What are the biggest sustained changes that 2020 has brought?
I’d say just a more rapid digitization and an acceleration in the need for intelligent insights. If you didn’t have a data set or online access to your portfolio when we shifted to a remote work environment, you quickly realized you needed it. Our retail clients needed data and needed it fast, which is why we have invested in our use of the cloud, which we’ve been doing since 2008.
If you’re an asset manager, you want to see where the dollars are going to track how the pandemic may change that. We have eVestment’s Market Lens, Asset Flows and other solutions that offer transparency into what investment mandates are coming available, which asset classes and strategies are getting new mandates, where money is flowing around the world, and what strategies are in more or less favor. Having all of this information and being able to access it quickly, online, from anywhere has never been more important.

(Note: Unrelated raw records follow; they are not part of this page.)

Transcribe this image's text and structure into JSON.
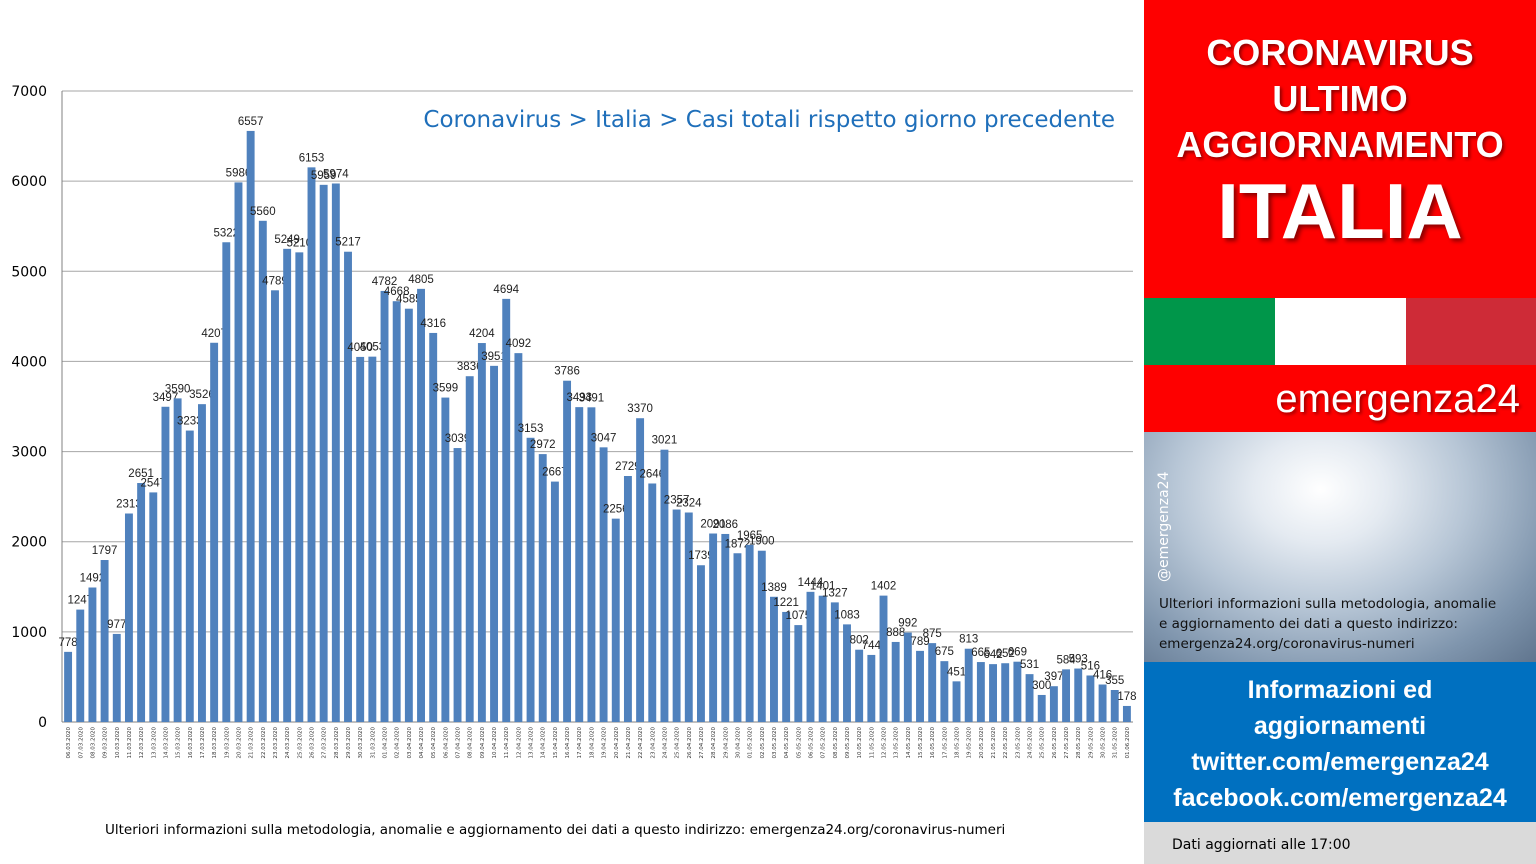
{
  "chart_data": {
    "type": "bar",
    "title": "Coronavirus > Italia > Casi totali rispetto giorno precedente",
    "ylim": [
      0,
      7000
    ],
    "yticks": [
      "0",
      "1000",
      "2000",
      "3000",
      "4000",
      "5000",
      "6000",
      "7000"
    ],
    "grid": true,
    "bar_color": "#4f81bd",
    "title_color": "#1f6fba",
    "categories": [
      "06.03.2020",
      "07.03.2020",
      "08.03.2020",
      "09.03.2020",
      "10.03.2020",
      "11.03.2020",
      "12.03.2020",
      "13.03.2020",
      "14.03.2020",
      "15.03.2020",
      "16.03.2020",
      "17.03.2020",
      "18.03.2020",
      "19.03.2020",
      "20.03.2020",
      "21.03.2020",
      "22.03.2020",
      "23.03.2020",
      "24.03.2020",
      "25.03.2020",
      "26.03.2020",
      "27.03.2020",
      "28.03.2020",
      "29.03.2020",
      "30.03.2020",
      "31.03.2020",
      "01.04.2020",
      "02.04.2020",
      "03.04.2020",
      "04.04.2020",
      "05.04.2020",
      "06.04.2020",
      "07.04.2020",
      "08.04.2020",
      "09.04.2020",
      "10.04.2020",
      "11.04.2020",
      "12.04.2020",
      "13.04.2020",
      "14.04.2020",
      "15.04.2020",
      "16.04.2020",
      "17.04.2020",
      "18.04.2020",
      "19.04.2020",
      "20.04.2020",
      "21.04.2020",
      "22.04.2020",
      "23.04.2020",
      "24.04.2020",
      "25.04.2020",
      "26.04.2020",
      "27.04.2020",
      "28.04.2020",
      "29.04.2020",
      "30.04.2020",
      "01.05.2020",
      "02.05.2020",
      "03.05.2020",
      "04.05.2020",
      "05.05.2020",
      "06.05.2020",
      "07.05.2020",
      "08.05.2020",
      "09.05.2020",
      "10.05.2020",
      "11.05.2020",
      "12.05.2020",
      "13.05.2020",
      "14.05.2020",
      "15.05.2020",
      "16.05.2020",
      "17.05.2020",
      "18.05.2020",
      "19.05.2020",
      "20.05.2020",
      "21.05.2020",
      "22.05.2020",
      "23.05.2020",
      "24.05.2020",
      "25.05.2020",
      "26.05.2020",
      "27.05.2020",
      "28.05.2020",
      "29.05.2020",
      "30.05.2020",
      "31.05.2020",
      "01.06.2020"
    ],
    "values": [
      778,
      1247,
      1492,
      1797,
      977,
      2313,
      2651,
      2547,
      3497,
      3590,
      3233,
      3526,
      4207,
      5322,
      5986,
      6557,
      5560,
      4789,
      5249,
      5210,
      6153,
      5959,
      5974,
      5217,
      4050,
      4053,
      4782,
      4668,
      4585,
      4805,
      4316,
      3599,
      3039,
      3836,
      4204,
      3951,
      4694,
      4092,
      3153,
      2972,
      2667,
      3786,
      3493,
      3491,
      3047,
      2256,
      2729,
      3370,
      2646,
      3021,
      2357,
      2324,
      1739,
      2091,
      2086,
      1872,
      1965,
      1900,
      1389,
      1221,
      1075,
      1444,
      1401,
      1327,
      1083,
      802,
      744,
      1402,
      888,
      992,
      789,
      875,
      675,
      451,
      813,
      665,
      642,
      652,
      669,
      531,
      300,
      397,
      584,
      593,
      516,
      416,
      355,
      178
    ]
  },
  "footnote": "Ulteriori informazioni sulla metodologia, anomalie e aggiornamento dei dati a questo indirizzo: emergenza24.org/coronavirus-numeri",
  "side": {
    "title_lines": [
      "CORONAVIRUS",
      "ULTIMO",
      "AGGIORNAMENTO"
    ],
    "country": "ITALIA",
    "flag_colors": [
      "#00964a",
      "#ffffff",
      "#ce2b37"
    ],
    "brand": "emergenza24",
    "handle": "@emergenza24",
    "info_lines": [
      "Ulteriori informazioni sulla metodologia, anomalie",
      "e aggiornamento dei dati a questo indirizzo:",
      "emergenza24.org/coronavirus-numeri"
    ],
    "blue_lines": [
      "Informazioni ed",
      "aggiornamenti",
      "twitter.com/emergenza24",
      "facebook.com/emergenza24"
    ],
    "updated": "Dati aggiornati alle 17:00"
  }
}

I don’t think any of this is going to unwind post-COVID. If anything, it will continue to accelerate. In a sense, every company needs to be a data and technology company for their customers.

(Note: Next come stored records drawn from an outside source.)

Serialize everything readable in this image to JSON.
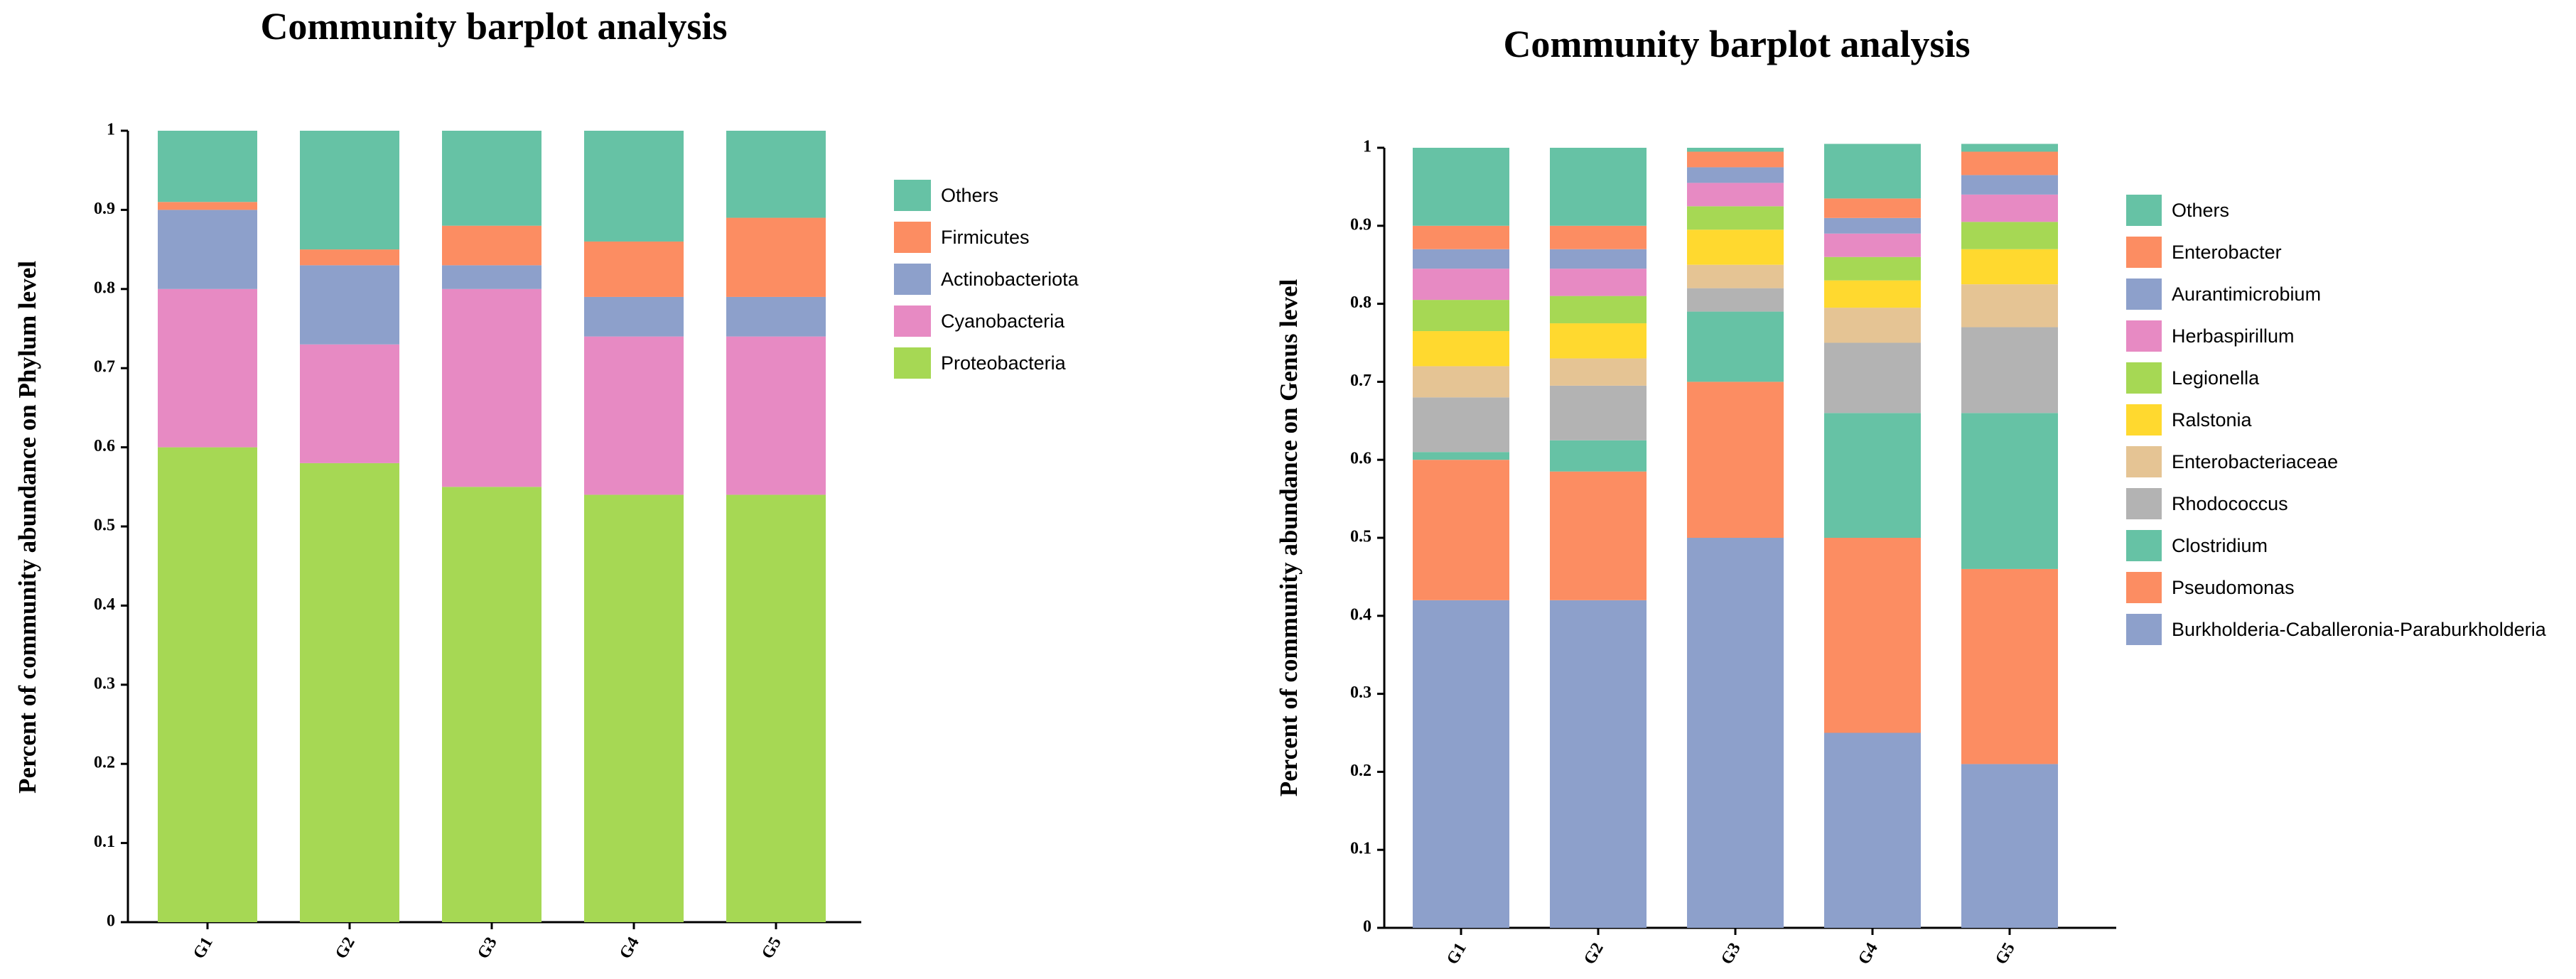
{
  "chart_data": [
    {
      "type": "bar",
      "stacked": true,
      "title": "Community barplot analysis",
      "xlabel": "",
      "ylabel": "Percent of community abundance on Phylum level",
      "ylim": [
        0,
        1
      ],
      "yticks": [
        "0",
        "0.1",
        "0.2",
        "0.3",
        "0.4",
        "0.5",
        "0.6",
        "0.7",
        "0.8",
        "0.9",
        "1"
      ],
      "categories": [
        "G1",
        "G2",
        "G3",
        "G4",
        "G5"
      ],
      "series": [
        {
          "name": "Proteobacteria",
          "color": "#a6d854",
          "values": [
            0.6,
            0.58,
            0.55,
            0.54,
            0.54
          ]
        },
        {
          "name": "Cyanobacteria",
          "color": "#e78ac3",
          "values": [
            0.2,
            0.15,
            0.25,
            0.2,
            0.2
          ]
        },
        {
          "name": "Actinobacteriota",
          "color": "#8da0cb",
          "values": [
            0.1,
            0.1,
            0.03,
            0.05,
            0.05
          ]
        },
        {
          "name": "Firmicutes",
          "color": "#fc8d62",
          "values": [
            0.01,
            0.02,
            0.05,
            0.07,
            0.1
          ]
        },
        {
          "name": "Others",
          "color": "#66c2a5",
          "values": [
            0.09,
            0.15,
            0.12,
            0.14,
            0.11
          ]
        }
      ],
      "legend_order": [
        "Others",
        "Firmicutes",
        "Actinobacteriota",
        "Cyanobacteria",
        "Proteobacteria"
      ],
      "legend": "right"
    },
    {
      "type": "bar",
      "stacked": true,
      "title": "Community barplot analysis",
      "xlabel": "",
      "ylabel": "Percent of community abundance on Genus level",
      "ylim": [
        0,
        1
      ],
      "yticks": [
        "0",
        "0.1",
        "0.2",
        "0.3",
        "0.4",
        "0.5",
        "0.6",
        "0.7",
        "0.8",
        "0.9",
        "1"
      ],
      "categories": [
        "G1",
        "G2",
        "G3",
        "G4",
        "G5"
      ],
      "series": [
        {
          "name": "Burkholderia-Caballeronia-Paraburkholderia",
          "color": "#8da0cb",
          "values": [
            0.42,
            0.42,
            0.5,
            0.25,
            0.21
          ]
        },
        {
          "name": "Pseudomonas",
          "color": "#fc8d62",
          "values": [
            0.18,
            0.165,
            0.2,
            0.25,
            0.25
          ]
        },
        {
          "name": "Clostridium",
          "color": "#66c2a5",
          "values": [
            0.01,
            0.04,
            0.09,
            0.16,
            0.2
          ]
        },
        {
          "name": "Rhodococcus",
          "color": "#b3b3b3",
          "values": [
            0.07,
            0.07,
            0.03,
            0.09,
            0.11
          ]
        },
        {
          "name": "Enterobacteriaceae",
          "color": "#e5c494",
          "values": [
            0.04,
            0.035,
            0.03,
            0.045,
            0.055
          ]
        },
        {
          "name": "Ralstonia",
          "color": "#ffd92f",
          "values": [
            0.045,
            0.045,
            0.045,
            0.035,
            0.045
          ]
        },
        {
          "name": "Legionella",
          "color": "#a6d854",
          "values": [
            0.04,
            0.035,
            0.03,
            0.03,
            0.035
          ]
        },
        {
          "name": "Herbaspirillum",
          "color": "#e78ac3",
          "values": [
            0.04,
            0.035,
            0.03,
            0.03,
            0.035
          ]
        },
        {
          "name": "Aurantimicrobium",
          "color": "#8da0cb",
          "values": [
            0.025,
            0.025,
            0.02,
            0.02,
            0.025
          ]
        },
        {
          "name": "Enterobacter",
          "color": "#fc8d62",
          "values": [
            0.03,
            0.03,
            0.02,
            0.025,
            0.03
          ]
        },
        {
          "name": "Others",
          "color": "#66c2a5",
          "values": [
            0.1,
            0.1,
            0.005,
            0.07,
            0.01
          ]
        }
      ],
      "legend_order": [
        "Others",
        "Enterobacter",
        "Aurantimicrobium",
        "Herbaspirillum",
        "Legionella",
        "Ralstonia",
        "Enterobacteriaceae",
        "Rhodococcus",
        "Clostridium",
        "Pseudomonas",
        "Burkholderia-Caballeronia-Paraburkholderia"
      ],
      "legend": "right"
    }
  ]
}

Talk a little bit about the significance of the Solovis acquisition?
Solovis is a natural extension of eVestment, which is where institutions go to research investment opportunities and managers. Solovis is a cloud-based platform that allows you to see and rebalance your portfolio, spanning both public and private markets. About 30% of institutional investment allocations are in private markets, so having a tool to see both is a distinct advantage, especially in times of volatility.
Solovis’ client base is mostly U.S. asset owner clients—family offices, pensions, endowments. eVestment has a more global client book. More than 1,000 investors and consultants from around the world use eVestment to review the almost 24,000 active institutional investment strategies from asset managers in the database; it’s a great combination.
What is your long-term vision for Global Information Services?
We want to be the pre-eminent data and technology provider to the investing community. Everything we do flows from that, whether it’s technology workflows, or passive investing through our index business, or providing data and intelligence for investors to make better decisions.
We have two key growth themes, starting with international expansion. We’ve recently launched products in Japan and Taiwan, and we see tremendous demand from the Middle East and Latin America. The second theme is expanding to new asset classes. Our Nasdaq Veles California Water Index futures will be launched by CME, which also recently launched futures on our VOLQ index. And as I mentioned we recently expanded our partnership with Invesco via the new QQQ Innovation Suite.
Ultimately, our thesis is that we are a technology provider, and our specialty is data insights. The investing community needs the data and the insights, but they’re in the investing business. They should be focused on giving advice and making the right investment decisions, not whether they can access or gather their data or why it doesn’t all match up. That’s our job — to provide the technology and the data.